Clinically, bipolar electrograms (EGMs) are interpreted based on time and voltage characteristics such as amplitude and fractionation index. However, this discards much of the information within the signal. EGMs can also be analysed in the frequency and time-frequency domain. Omnipolar EGMs are a direction-independent form of bipolar EGMs and can be calculated from unipolar EGMs. Using an ex-vivo porcine preparation in combination with unipolar and omnipolar EGMs, we sought to determine whether frequency and time-frequency features can be used to differentiate between substrate at baseline and with repolarisation abnormalities.
Unipolar EGMs were recorded from hearts paced at varying cycle lengths between 300 and 1,500 ms at positions across the left ventricle and left atrium. EGMs were measured at baseline (n=7) and post-modulation with KATP channel agonist, pinacidil (n=2). Omnipolar EGMs were calculated from the unipolar EGMs using a custom-written algorithm. A total of 8 frequency domain features (dominant frequency [DF], power spectral density [PSD] max, PSD mean, PSD median, PSD standard deviation [SD], PSD kurtosis, PSD skew and root mean square [RMS] amplitude) and 8 time-frequency domain features (max modulus, variance of signal energy, scale corresponding to minimum and maximum energy, pseudo frequency corresponding to minimum and maximum energy, and percentage of energy corresponding to max modulus) were extracted using a fast Fourier transform and continuous wavelet analysis of the EGM signals, respectively.

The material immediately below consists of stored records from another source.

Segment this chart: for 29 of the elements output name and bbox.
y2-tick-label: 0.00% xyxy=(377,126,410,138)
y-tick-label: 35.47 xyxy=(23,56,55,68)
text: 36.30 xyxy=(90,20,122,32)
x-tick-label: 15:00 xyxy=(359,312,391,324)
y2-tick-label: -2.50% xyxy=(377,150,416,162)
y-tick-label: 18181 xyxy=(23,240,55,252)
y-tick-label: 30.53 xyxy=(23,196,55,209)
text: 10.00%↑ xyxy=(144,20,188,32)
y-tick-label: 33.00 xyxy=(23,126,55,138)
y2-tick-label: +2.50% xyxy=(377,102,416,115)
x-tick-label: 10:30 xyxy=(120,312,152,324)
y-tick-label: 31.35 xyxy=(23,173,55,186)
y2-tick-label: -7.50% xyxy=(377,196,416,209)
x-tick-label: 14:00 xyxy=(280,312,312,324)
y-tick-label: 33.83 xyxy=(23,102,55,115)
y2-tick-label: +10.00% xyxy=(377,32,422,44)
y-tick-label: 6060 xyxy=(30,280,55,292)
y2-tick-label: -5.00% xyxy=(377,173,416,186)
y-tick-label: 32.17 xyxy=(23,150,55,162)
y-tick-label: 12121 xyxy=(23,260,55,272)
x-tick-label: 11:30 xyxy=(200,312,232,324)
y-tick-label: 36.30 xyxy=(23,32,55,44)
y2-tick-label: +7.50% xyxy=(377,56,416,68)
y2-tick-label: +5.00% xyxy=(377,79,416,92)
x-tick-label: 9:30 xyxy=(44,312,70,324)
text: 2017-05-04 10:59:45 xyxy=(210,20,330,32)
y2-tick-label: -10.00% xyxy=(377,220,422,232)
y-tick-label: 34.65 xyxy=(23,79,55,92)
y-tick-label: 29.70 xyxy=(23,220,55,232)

In the ventricle, both unipolar and omnipolar EGMs showed significant difference between baseline vs pinacidil values for all frequency and time-frequency domain features. For frequency domain features (Figure 1a), unipolar EGMs recorded a greater mean negative percentage change from baseline with pinacidil for four4 features (PSD SD, RMS amplitude, PSD kurtosis and PSD skew) while omnipolar EGMs recorded a greater mean positive percentage change from baseline with pinacidil for the remaining 4 features (DF, PSD mean, PSD median, PSD max). For time-frequency domain features (Figure 1b), unipolar EGMs recorded a greater negative for 2 features (variance of signal energy and max modulus) while omnipolar EGMs recorded the same for percentage of energy corresponding to max modulus.
Frequency and time-frequency domain features can identify KATP channel opening in both unipolar and omnipolar EGMs. With further study on different pro-arrhythmic modulators, such as gap junction or sodium channel blockers, this approach may provide mechanistic links between the EGM and properties of the myocardium and may help guide future ablation procedures. Omnipolar EGMs are not found to be superior to unipolar EGMs in this context.